Future Plans for rdfDB
Here are some of the future plans for rdfDB.
- In Memory Database (IMDB) : The goal is to support both on disk and in-memory databases.
The in-memory database is non-volatile. When it starts up, all the files that were loaded
into the database will be read it along with all the inserts/deletes (which will be recorded
in a log). In memory databases provide extremely high performance. The problems with them
are start up time (the time it takes to read in all the contents) and memory footprint.
Still, if the database has less than a million tuples, IMDBs can be very good.
- Thread Pool : rdfDB currently spawns a new thread for every connection. This could be
expensive for short lived threads. Since one of the goals of rdfDB is to make database connections
as cheap as http connections, it would make more sense to use a thread pool.
- On disk storage : rdfDB currently uses Berkeley DB from Sleepycat. There are two problems
with this.
- Sleepycat is GPLed which makes rdfDB GPLed which is not good if we want companies to use rdfDB.
- The ideal indexing structure for triples is a cross between b-trees and hash tables.

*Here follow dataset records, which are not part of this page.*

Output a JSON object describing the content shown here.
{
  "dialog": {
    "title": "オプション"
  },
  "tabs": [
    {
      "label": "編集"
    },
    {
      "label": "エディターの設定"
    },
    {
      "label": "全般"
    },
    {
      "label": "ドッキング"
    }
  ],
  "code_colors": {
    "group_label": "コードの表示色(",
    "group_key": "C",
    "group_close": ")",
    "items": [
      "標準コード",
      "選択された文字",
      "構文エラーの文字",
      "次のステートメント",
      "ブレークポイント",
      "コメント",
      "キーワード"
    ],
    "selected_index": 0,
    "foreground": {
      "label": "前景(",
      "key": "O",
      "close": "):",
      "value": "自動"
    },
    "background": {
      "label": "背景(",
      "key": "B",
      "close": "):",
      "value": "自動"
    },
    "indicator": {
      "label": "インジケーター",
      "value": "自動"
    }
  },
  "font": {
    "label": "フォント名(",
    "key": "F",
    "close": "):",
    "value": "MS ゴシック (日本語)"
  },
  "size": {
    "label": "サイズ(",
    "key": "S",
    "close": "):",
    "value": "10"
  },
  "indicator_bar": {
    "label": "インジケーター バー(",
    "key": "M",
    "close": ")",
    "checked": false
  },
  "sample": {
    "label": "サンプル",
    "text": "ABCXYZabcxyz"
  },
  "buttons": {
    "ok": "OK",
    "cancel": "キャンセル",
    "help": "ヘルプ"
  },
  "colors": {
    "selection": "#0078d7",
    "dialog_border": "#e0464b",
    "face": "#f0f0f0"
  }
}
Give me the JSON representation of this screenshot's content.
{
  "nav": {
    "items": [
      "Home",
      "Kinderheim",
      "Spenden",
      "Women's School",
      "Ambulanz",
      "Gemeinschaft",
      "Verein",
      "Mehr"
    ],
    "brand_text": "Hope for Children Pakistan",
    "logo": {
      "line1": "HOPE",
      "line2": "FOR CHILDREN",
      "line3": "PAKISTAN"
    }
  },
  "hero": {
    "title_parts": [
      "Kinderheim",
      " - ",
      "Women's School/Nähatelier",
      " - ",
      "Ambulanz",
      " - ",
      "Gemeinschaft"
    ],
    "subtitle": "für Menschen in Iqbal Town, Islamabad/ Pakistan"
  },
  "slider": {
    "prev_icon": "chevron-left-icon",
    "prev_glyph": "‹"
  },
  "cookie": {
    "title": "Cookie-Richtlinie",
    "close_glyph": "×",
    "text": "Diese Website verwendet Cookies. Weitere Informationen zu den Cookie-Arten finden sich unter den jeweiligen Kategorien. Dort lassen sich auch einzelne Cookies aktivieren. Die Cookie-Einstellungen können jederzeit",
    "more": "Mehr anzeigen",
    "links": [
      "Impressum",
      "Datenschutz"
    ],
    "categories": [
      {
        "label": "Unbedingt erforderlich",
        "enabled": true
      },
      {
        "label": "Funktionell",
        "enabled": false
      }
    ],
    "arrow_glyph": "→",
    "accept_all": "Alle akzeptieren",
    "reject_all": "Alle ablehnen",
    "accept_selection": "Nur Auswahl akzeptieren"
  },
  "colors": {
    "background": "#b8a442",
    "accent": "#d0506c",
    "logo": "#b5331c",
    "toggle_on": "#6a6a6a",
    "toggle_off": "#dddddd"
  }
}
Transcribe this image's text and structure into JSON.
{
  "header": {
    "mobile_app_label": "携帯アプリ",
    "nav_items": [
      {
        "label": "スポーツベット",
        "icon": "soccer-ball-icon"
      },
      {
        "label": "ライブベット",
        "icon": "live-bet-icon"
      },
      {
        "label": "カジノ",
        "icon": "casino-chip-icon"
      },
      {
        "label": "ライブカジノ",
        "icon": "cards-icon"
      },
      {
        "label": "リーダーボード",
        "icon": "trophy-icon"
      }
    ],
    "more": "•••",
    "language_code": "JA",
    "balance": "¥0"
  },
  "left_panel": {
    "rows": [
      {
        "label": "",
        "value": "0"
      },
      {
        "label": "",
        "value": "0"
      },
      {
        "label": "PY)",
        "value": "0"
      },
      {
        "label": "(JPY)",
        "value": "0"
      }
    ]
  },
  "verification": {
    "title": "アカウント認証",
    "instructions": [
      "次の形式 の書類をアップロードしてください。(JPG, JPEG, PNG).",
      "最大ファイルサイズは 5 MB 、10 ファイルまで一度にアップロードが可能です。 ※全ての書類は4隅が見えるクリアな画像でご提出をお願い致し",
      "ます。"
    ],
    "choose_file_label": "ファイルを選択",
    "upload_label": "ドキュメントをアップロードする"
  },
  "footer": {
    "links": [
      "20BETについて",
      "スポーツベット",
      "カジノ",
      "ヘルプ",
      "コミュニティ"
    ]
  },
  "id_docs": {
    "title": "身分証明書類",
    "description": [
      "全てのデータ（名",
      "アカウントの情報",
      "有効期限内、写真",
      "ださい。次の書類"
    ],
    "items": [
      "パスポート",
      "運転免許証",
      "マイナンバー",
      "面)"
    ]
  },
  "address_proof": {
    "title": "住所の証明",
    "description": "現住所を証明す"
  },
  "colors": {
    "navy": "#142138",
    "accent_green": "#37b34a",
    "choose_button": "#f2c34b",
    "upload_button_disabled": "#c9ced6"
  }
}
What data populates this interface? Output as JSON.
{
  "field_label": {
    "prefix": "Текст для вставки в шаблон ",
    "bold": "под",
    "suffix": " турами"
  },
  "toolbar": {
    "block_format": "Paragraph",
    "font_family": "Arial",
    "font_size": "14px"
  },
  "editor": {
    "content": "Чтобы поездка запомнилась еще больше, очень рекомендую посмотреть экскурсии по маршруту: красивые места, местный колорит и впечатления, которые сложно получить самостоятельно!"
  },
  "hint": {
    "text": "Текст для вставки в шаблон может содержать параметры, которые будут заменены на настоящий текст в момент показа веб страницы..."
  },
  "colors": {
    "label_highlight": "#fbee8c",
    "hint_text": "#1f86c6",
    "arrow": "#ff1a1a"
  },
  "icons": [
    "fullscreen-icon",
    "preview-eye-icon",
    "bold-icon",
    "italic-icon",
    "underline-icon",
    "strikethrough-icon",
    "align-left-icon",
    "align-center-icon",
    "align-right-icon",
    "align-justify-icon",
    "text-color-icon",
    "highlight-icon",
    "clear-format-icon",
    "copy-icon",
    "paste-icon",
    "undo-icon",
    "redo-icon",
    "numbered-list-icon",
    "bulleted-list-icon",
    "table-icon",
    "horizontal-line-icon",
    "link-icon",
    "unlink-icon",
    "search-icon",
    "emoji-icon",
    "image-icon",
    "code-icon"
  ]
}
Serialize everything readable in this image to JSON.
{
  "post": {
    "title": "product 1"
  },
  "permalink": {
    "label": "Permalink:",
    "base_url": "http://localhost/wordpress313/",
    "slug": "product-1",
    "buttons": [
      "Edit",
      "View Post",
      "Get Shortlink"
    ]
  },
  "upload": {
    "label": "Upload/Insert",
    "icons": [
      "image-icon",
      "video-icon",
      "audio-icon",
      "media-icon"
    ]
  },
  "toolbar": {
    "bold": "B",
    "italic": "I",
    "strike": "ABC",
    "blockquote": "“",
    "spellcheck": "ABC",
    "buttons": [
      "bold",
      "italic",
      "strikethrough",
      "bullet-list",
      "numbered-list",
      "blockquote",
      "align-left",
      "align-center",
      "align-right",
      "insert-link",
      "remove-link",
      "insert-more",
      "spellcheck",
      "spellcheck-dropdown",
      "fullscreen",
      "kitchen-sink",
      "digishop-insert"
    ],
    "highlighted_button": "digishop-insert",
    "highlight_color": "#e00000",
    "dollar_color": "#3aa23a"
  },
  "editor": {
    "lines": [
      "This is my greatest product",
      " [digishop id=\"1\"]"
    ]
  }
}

Hash tables, with their constant time performance are desirable, but we need a b-tree
like structure for queries where the arc label is a variable (i.e., to determine which
arcs leave an object).
The solution to these two problems is to do our own on-disk storage. The proposed storage is
to use an indexing structure that is a cross between b-trees and hash tables. More details soon.
- Support for RDF Schemas